🤖 AI Summary
Existing V2V cooperative perception datasets are largely confined to routine traffic scenarios and lack high-quality multimodal data under complex adverse weather and illumination conditions, hindering the robustness of autonomous driving perception in challenging environments. To address this, we introduce the first real-world V2V cooperative perception dataset specifically designed for complex adverse traffic scenarios. It features hardware-level temporal synchronization across dual vehicles, capturing LiDAR, multi-view cameras, RTK-GNSS, and IMU data under ten distinct weather/illumination conditions. We propose a target-based temporal alignment method to achieve high-precision cross-modal spatiotemporal synchronization.
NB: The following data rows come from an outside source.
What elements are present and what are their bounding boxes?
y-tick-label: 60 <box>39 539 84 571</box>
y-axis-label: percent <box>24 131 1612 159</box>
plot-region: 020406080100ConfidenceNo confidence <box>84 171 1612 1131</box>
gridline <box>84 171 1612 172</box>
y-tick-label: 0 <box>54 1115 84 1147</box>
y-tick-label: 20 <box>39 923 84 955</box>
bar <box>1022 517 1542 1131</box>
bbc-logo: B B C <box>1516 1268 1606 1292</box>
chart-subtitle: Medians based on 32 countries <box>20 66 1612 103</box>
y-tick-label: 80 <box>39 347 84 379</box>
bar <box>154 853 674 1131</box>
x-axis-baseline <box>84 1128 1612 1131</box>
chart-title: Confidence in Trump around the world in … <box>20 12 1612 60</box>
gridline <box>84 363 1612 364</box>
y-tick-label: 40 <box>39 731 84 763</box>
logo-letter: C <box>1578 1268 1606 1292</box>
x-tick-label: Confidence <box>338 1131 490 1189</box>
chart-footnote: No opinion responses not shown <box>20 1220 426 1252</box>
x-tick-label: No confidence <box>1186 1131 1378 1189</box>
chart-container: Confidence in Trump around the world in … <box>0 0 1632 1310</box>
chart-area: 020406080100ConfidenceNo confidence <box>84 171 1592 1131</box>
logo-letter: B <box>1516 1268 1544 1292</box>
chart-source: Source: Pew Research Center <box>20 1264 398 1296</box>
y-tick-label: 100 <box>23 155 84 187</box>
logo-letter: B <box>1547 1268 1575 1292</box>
Furthermore, we provide time-consistent 3D object annotations and static scene reconstruction, enabling 4D bird’s-eye-view (BEV) modeling. The dataset comprises 100 sequences, 60K LiDAR sweeps, 1.26M images, and 750K high-precision localization records—making it the largest and highest-quality V2V cooperative perception benchmark to date.
📝 Abstract
Vehicle-to-Vehicle (V2V) cooperative perception has great potential to enhance autonomous driving performance by overcoming perception limitations in complex adverse traffic scenarios (CATS). Meanwhile, data serves as the fundamental infrastructure for modern autonomous driving AI. However, due to stringent data collection requirements, existing datasets focus primarily on ordinary traffic scenarios, constraining the benefits of cooperative perception. To address this challenge, we introduce CATS-V2V, the first-of-its-kind real-world dataset for V2V cooperative perception under complex adverse traffic scenarios. The dataset was collected by two hardware time-synchronized vehicles, covering 10 weather and lighting conditions across 10 diverse locations. The 100-clip dataset includes 60K frames of 10 Hz LiDAR point clouds and 1.26M multi-view 30 Hz camera images, along with 750K anonymized yet high-precision RTK-fixed GNSS and IMU records. Correspondingly, we provide time-consistent 3D bounding box annotations for objects, as well as static scenes to construct a 4D BEV representation. On this basis, we propose a target-based temporal alignment method, ensuring that all objects are precisely aligned across all sensor modalities. We hope that CATS-V2V, the largest-scale, most supportive, and highest-quality dataset of its kind to date, will benefit the autonomous driving community in related tasks.